Regularized regression models such as Elastic Net provided moderate discrimination but demonstrated stable calibration, consistent with their theoretical advantage in handling correlated predictors (Zou and Hastie, 2005). The DeepSurv model performed well initially but calibration and discrimination declined overtime, likely due to limited sample size, supporting prior findings that deep learning requires large-scale data to achieve stable generalization (Katzman et al., 2018). In addition, GBMs showed persistent miscalibration across all time points, reflecting over-prediction and poor probability scaling.
RSF feature analysis confirmed birth weight as the most influential feature. Neonatal sex, sepsis, and NEC followed. HIE also contributed meaningfully, while RDS, maternal HIV exposure, and antenatal care attendance were weaker predictors. Feature importance analyses in neonatal machine learning models have similarly highlighted birth weight, gestational age, and infection-related complications as key drivers of mortality risk (Li et al., 2024).
This study has several important limitations that must be acknowledged to contextualize the findings and interpret the results appropriately. First, because this was a retrospective study relying on routine clinical records, there's a possibility of bias due to data misclassification, missing variables that could not be measured, or simple inaccuracies. Notably, a large proportion of the original dataset, nearly 70% had to be excluded due to interest in specific variables, and ultimately based the analysis on complete cases only.
Secondly, the number of predictor variables used was limited to clinical variables and therefore had no access to time-updated clinical indicators such as vital signs or treatment changes.

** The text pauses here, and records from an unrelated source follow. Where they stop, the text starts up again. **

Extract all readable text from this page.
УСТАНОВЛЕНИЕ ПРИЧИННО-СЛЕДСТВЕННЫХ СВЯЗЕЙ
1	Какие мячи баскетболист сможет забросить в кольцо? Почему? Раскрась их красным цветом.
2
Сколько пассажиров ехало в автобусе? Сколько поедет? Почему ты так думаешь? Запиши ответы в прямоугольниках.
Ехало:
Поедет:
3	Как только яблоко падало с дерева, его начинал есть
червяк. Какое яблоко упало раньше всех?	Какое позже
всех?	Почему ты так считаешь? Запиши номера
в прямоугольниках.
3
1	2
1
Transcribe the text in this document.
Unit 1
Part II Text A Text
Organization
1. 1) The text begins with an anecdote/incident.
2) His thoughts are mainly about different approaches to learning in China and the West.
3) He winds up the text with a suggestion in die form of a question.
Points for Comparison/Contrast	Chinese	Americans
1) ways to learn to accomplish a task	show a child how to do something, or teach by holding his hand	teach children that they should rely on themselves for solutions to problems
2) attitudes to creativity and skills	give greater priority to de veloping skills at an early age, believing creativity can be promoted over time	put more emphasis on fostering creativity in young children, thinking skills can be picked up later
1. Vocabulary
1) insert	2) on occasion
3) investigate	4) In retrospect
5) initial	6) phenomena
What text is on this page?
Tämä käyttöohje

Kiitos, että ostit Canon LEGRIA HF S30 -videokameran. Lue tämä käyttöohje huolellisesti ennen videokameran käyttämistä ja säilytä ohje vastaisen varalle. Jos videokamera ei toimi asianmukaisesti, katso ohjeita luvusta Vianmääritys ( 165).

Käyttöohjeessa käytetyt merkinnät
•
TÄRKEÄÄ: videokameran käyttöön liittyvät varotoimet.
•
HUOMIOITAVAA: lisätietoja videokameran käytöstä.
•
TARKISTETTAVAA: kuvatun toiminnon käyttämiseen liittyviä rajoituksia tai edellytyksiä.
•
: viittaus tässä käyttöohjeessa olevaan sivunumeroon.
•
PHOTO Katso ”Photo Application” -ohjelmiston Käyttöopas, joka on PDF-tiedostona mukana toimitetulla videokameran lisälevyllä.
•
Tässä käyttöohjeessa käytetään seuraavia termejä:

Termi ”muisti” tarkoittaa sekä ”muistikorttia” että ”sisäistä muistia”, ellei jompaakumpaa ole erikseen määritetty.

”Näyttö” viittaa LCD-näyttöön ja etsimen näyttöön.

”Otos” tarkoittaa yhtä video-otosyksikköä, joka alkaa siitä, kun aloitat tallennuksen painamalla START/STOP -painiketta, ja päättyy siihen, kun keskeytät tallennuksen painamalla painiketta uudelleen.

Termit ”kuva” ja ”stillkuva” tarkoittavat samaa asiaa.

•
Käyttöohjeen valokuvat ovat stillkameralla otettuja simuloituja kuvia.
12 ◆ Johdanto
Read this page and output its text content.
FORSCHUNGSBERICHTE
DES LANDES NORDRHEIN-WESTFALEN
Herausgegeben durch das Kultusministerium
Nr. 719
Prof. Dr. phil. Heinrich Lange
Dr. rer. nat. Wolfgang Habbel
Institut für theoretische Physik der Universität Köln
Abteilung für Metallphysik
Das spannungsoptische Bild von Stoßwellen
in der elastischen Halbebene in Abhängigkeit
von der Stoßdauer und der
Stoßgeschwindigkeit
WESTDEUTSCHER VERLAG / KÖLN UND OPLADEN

Thirdly, the study was conducted at a single center, and it focused only on in-hospital outcomes. There was no follow-up on what happened to neonates after discharge, such as post-hospital mortality or readmission. This, combined with relatively short follow-up time, limits how broadly our findings can be applied to different settings or neonatal populations. In addition, although multiple imputation was performed, pooled estimates were not fully reported, and adherence to standardized reporting frameworks would strengthen reproducibility. The absence of time-specific data for sepsis also limited assessment of its temporal effects, which may explain the unexpected associations observed. Finally, the risk factors identified are rooted in the context of this particular neonatal group. It's entirely possible that these insights may not apply as well in other health systems or regions. Because of that, external validation in other hospitals, ideally across multiple centers and settings, will be essential. This kind of validation would allow assessment on whether findings in this study are robust, reproducible, and meaningful beyond this context. Despite these limitations, the results suggest potential integration points for ML in neonatal care. To bridge the gap between model development and clinical translation, future tools should prioritize both interpretability and predictive precision. Model transparency remains essential in sensitive clinical domains such as neonatal care, where decisions carry significant consequences.
Conclusion
This study emphasizes the significant role of neonatal factors, particularly birth weight, sepsis and HIE in predicting mortality, with select socio-demographic factors such as sex also contributing to mortality risk. The comparison between Weibull and ML models highlights that while the Weibull model remains a reliable baseline model, RSF model demonstrated better predictive accuracy and feature selection flexibility. Ultimately, the choice of model should consider dataset size, variable model complexity, and clinical needs, as ML models, when used appropriately, can enhance predictive outcomes in neonatal health research. Future studies should explore hybrid approaches combining traditional and ML models to maximize both interpretability and predictive accuracy.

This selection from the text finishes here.